Hollywood actress Salma Hayek has made donations to groups aiding battered women in her native Mexico, calling domestic violence a problem that touches every corner of the globe.
Hayek, nominated for a best actress Oscar for her role in the 2002 film "Frida," on Tuesday made a $25,000 donation to a battered woman's shelter in her hometown Coatzacoalcos, in Veracruz state on Mexico's Gulf Coast.
A day earlier she donated $50,000 to anti-domestic violence groups in the northern city of Monterrey, 435 miles north of Mexico City.
"No woman has to be a victim of physical abuse," Hayek told a Mexico City news conference on Tuesday. "Women have to feel like they are not alone."
The 39-year-old works with the "Speak Out Against Domestic Violence" campaign of the Avon Foundation, which cites statistics that domestic violence affects one in three women worldwide.
"Every woman who thinks she is the only victim of violence has to know that there are many more," Hayek said.
The actress was born in Coatzacoalcos and now lives in Los Angeles.
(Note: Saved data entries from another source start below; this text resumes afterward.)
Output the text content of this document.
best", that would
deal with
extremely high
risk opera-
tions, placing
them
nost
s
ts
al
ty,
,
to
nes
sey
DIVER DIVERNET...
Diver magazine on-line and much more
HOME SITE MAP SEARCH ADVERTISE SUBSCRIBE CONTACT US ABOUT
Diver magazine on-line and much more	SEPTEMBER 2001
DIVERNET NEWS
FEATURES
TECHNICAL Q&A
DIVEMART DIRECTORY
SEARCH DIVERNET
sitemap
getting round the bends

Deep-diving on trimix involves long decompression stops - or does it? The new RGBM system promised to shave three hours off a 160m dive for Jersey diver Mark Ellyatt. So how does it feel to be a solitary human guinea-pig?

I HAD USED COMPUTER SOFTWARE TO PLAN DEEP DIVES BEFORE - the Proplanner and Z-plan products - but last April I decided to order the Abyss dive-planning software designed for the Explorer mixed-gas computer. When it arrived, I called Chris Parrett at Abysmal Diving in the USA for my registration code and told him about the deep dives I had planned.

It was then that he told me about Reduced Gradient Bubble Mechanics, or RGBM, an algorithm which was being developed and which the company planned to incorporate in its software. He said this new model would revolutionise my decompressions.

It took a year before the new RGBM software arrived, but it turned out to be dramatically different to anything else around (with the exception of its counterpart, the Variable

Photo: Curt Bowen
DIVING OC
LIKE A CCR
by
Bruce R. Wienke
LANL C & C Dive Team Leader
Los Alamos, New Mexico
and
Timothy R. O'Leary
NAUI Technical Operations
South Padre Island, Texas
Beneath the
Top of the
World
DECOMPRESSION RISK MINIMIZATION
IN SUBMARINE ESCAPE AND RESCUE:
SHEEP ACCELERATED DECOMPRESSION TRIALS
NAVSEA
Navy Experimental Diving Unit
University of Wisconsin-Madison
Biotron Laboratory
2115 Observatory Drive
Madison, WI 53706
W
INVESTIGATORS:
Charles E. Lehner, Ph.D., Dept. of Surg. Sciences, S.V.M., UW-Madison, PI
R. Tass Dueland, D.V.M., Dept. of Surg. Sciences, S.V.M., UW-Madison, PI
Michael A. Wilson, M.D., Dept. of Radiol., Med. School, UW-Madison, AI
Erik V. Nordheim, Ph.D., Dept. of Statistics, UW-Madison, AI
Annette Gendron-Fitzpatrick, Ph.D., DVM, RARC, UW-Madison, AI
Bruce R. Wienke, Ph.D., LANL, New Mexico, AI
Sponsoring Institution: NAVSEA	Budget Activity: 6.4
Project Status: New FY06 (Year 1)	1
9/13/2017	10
She said the United States is not immune to domestic violence.
"It's not worse here or there, it's a worldwide problem," she said.
Attending the news conference with Hayek was Patricia Espinosa, who heads Mexico's National Women's Institute.
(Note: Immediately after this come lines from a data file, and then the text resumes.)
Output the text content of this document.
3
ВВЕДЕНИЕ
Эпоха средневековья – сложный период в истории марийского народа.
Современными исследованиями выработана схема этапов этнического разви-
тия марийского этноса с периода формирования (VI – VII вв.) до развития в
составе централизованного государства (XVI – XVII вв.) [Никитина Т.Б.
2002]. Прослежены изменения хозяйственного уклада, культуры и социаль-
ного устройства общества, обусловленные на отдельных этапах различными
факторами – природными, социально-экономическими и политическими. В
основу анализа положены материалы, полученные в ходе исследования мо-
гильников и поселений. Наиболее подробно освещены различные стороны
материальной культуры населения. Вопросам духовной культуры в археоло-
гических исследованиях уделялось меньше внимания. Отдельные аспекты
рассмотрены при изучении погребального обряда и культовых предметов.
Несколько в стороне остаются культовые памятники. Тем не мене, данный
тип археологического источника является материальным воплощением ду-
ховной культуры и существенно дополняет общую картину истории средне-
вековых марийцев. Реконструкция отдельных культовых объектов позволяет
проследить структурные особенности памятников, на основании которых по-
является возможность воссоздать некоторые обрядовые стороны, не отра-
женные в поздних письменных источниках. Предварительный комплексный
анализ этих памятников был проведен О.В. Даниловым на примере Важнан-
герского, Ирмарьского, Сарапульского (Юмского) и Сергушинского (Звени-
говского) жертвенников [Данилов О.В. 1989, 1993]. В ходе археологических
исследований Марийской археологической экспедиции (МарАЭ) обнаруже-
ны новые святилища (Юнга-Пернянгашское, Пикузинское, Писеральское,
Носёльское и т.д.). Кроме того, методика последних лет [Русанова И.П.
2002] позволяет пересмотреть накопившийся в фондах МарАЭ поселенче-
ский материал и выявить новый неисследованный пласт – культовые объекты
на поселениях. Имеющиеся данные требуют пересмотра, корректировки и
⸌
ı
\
"There has to be a complete rejection of violence against women. Zero tolerance," said Espinosa, whose institute recently sponsored a gritty anti-domestic violence campaign showing national female celebrities bruised and battered under the slogan "Hit one of us, hit all of us."
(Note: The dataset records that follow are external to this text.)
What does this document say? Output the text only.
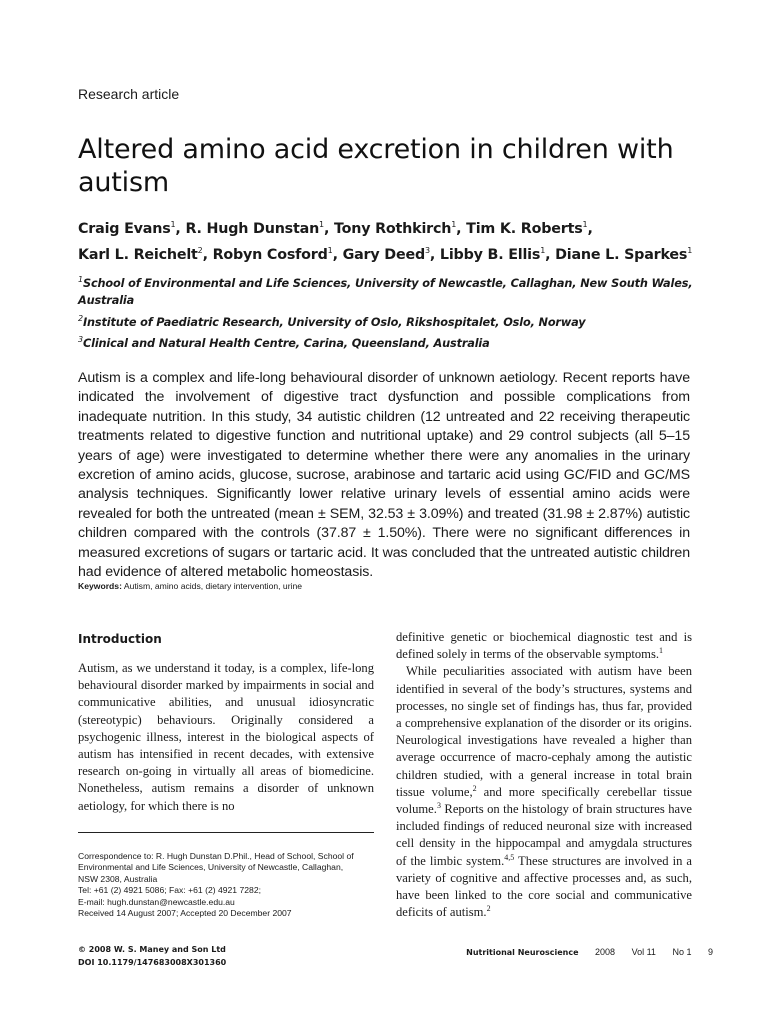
Research article
Altered amino acid excretion in children with autism
Craig Evans$^1$, R. Hugh Dunstan$^1$, Tony Rothkirch$^1$, Tim K. Roberts$^1$,
Karl L. Reichelt$^2$, Robyn Cosford$^1$, Gary Deed$^3$, Libby B. Ellis$^1$, Diane L. Sparkes$^1$
$^1$School of Environmental and Life Sciences, University of Newcastle, Callaghan, New South Wales, Australia
$^2$Institute of Paediatric Research, University of Oslo, Rikshospitalet, Oslo, Norway
$^3$Clinical and Natural Health Centre, Carina, Queensland, Australia

Autism is a complex and life-long behavioural disorder of unknown aetiology. Recent reports have indicated the involvement of digestive tract dysfunction and possible complications from inadequate nutrition. In this study, 34 autistic children (12 untreated and 22 receiving therapeutic treatments related to digestive function and nutritional uptake) and 29 control subjects (all 5–15 years of age) were investigated to determine whether there were any anomalies in the urinary excretion of amino acids, glucose, sucrose, arabinose and tartaric acid using GC/FID and GC/MS analysis techniques. Significantly lower relative urinary levels of essential amino acids were revealed for both the untreated (mean ± SEM, 32.53 ± 3.09%) and treated (31.98 ± 2.87%) autistic children compared with the controls (37.87 ± 1.50%). There were no significant differences in measured excretions of sugars or tartaric acid. It was concluded that the untreated autistic children had evidence of altered metabolic homeostasis.

Keywords: Autism, amino acids, dietary intervention, urine
Introduction

Autism, as we understand it today, is a complex, life-long behavioural disorder marked by impairments in social and communicative abilities, and unusual idiosyncratic (stereotypic) behaviours. Originally considered a psychogenic illness, interest in the biological aspects of autism has intensified in recent decades, with extensive research on-going in virtually all areas of biomedicine. Nonetheless, autism remains a disorder of unknown aetiology, for which there is no

definitive genetic or biochemical diagnostic test and is defined solely in terms of the observable symptoms.$^1$

While peculiarities associated with autism have been identified in several of the body’s structures, systems and processes, no single set of findings has, thus far, provided a comprehensive explanation of the disorder or its origins. Neurological investigations have revealed a higher than average occurrence of macro-cephaly among the autistic children studied, with a general increase in total brain tissue volume,$^2$ and more specifically cerebellar tissue volume.$^3$ Reports on the histology of brain structures have included findings of reduced neuronal size with increased cell density in the hippocampal and amygdala structures of the limbic system.$^{4,5}$ These structures are involved in a variety of cognitive and affective processes and, as such, have been linked to the core social and communicative deficits of autism.$^2$

Correspondence to: R. Hugh Dunstan D.Phil., Head of School, School of
Environmental and Life Sciences, University of Newcastle, Callaghan,
NSW 2308, Australia
Tel: +61 (2) 4921 5086; Fax: +61 (2) 4921 7282;
E-mail: hugh.dunstan@newcastle.edu.au
Received 14 August 2007; Accepted 20 December 2007
© 2008 W. S. Maney and Son Ltd
DOI 10.1179/147683008X301360
Nutritional Neuroscience 2008 Vol 11 No 1 9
Hayek is in Mexico promoting the forthcoming release of her new movie "Bandidas."
Filmed last year in the central state of Durango, "Bandidas" is a Western about two female outlaws set in 19th century Mexico. It was written and produced by French filmmaker Luc Besson and stars Spanish actress Penelope Cruz alongside Hayek.
Hayek is staying at Mexico City's Four Seasons, the same hotel where U2 is awaiting its scheduled concerts here on Wednesday and Thursday.
She said she spoke with U2 front man Bono late Monday and that the pair hope to do campaigning together in the future on various social topics affecting Mexico and the world.